We went around the neighborhood in groups of about four to six. Sometimes a parent accompanied a very young child, but usually the older kids were responsible for the group. Most adults stayed at home, awaiting visits from groups of guisers. At each house, the adult opening the door feigned shock and surprise at the costumed visitors and pretended not to recognize any of the children. Some called out to the adults assembled in the main room of the house to beware of the incoming spirits. In each house, a table was laid with offerings for the guisers in hopes of placating these wandering spirits. Store-bought candies were becoming more common, but most treats were homemade biscuits (cookies) or traditional sweets like toffee, tablet (a kind of crumbly fudge) and coconut ice (a bright pink sugar and coconut concoction) — all super sweet and addictive. We didn’t think highly of houses that offered fruit instead. Ginger ale and IRN-BRU (Scotland’s most popular soft drink) were usually provided for children while the adults often enjoyed something stronger.

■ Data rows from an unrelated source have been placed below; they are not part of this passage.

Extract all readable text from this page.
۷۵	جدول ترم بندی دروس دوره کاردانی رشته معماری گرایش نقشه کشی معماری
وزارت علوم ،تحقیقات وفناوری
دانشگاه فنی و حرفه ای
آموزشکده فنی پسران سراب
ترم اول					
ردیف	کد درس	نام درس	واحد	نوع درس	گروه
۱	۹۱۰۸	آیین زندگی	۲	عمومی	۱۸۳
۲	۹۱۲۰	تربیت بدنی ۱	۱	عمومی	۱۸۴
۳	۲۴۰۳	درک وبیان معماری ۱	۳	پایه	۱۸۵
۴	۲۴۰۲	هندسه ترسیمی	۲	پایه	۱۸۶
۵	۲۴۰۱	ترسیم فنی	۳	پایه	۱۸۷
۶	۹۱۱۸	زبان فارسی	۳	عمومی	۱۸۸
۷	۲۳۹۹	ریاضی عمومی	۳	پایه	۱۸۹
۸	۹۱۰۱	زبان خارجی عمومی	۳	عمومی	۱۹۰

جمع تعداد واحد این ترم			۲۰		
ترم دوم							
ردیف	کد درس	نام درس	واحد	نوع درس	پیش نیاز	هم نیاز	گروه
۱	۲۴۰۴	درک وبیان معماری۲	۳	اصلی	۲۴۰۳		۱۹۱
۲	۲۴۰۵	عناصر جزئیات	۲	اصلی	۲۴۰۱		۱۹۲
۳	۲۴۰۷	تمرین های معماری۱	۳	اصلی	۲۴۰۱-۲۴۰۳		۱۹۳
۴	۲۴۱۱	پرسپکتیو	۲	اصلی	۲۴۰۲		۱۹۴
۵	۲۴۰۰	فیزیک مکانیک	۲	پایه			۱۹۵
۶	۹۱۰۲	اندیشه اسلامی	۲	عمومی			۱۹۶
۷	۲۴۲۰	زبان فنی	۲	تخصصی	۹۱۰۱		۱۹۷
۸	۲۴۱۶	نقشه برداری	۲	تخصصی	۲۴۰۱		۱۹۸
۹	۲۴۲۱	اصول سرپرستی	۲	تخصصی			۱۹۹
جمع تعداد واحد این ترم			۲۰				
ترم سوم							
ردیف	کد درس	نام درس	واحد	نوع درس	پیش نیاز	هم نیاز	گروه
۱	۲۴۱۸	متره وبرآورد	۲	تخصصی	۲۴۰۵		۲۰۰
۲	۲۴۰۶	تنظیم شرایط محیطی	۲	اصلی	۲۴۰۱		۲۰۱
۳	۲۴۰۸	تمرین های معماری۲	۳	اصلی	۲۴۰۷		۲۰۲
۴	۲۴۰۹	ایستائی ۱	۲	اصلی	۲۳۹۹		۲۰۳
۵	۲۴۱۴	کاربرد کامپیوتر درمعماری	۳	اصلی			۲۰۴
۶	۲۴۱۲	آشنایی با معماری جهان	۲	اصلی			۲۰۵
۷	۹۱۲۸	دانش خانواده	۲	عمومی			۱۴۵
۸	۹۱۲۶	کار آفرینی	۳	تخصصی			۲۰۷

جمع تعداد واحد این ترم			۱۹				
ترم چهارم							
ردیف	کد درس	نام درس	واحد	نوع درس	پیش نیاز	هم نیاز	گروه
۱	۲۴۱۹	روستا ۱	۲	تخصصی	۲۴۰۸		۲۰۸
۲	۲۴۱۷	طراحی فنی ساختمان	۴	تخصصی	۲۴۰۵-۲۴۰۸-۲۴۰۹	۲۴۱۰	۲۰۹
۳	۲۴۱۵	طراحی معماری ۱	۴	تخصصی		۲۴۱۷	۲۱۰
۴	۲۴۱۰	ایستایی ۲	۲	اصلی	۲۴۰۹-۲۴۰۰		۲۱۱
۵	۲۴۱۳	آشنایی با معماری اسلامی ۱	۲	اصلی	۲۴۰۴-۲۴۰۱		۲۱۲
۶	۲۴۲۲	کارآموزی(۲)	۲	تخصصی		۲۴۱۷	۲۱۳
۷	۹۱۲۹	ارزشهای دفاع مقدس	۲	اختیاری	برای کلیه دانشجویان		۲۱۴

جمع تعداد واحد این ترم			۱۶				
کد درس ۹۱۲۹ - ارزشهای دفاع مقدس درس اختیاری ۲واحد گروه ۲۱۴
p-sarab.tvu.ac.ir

The offerings were not given freely; each guiser had to perform to earn the rewards. Each visit thus turned into a mini concert as every child sang a song, recited a poem, danced or came up with some other way to entertain the audience. Rewards were dispensed by the lady of the house only after approval by the audience. In some houses, participation in traditional games was offered as an alternative to performing. These games were always messy and had a high probability of participants making fools of themselves, especially if hampered by costumes. The most common and benign game was dookin’ for apples. Without using their hands, guisers had to grab an apple floating in a basin of water. This is surprisingly difficult, especially for those children missing front teeth. It was usually safer to perform than accept the game challenge.

Once every house had been visited, the guisers trooped home, keeping wary eyes out for any witches, warlocks or other spirits that might be hiding in the dark. Safely indoors, we eagerly compared our hauls and opinions of the hospitality of each neighbor. By this time, it was late, Halloween was over and we could start anticipating and preparing for Scotland’s next major event – Guy Fawkes (Bonfire) Night on Nov. 5.

Anne Walling is a retired Wichita physician and the author of “Women in Medicine: Stories from the Girls in White,” published earlier this year.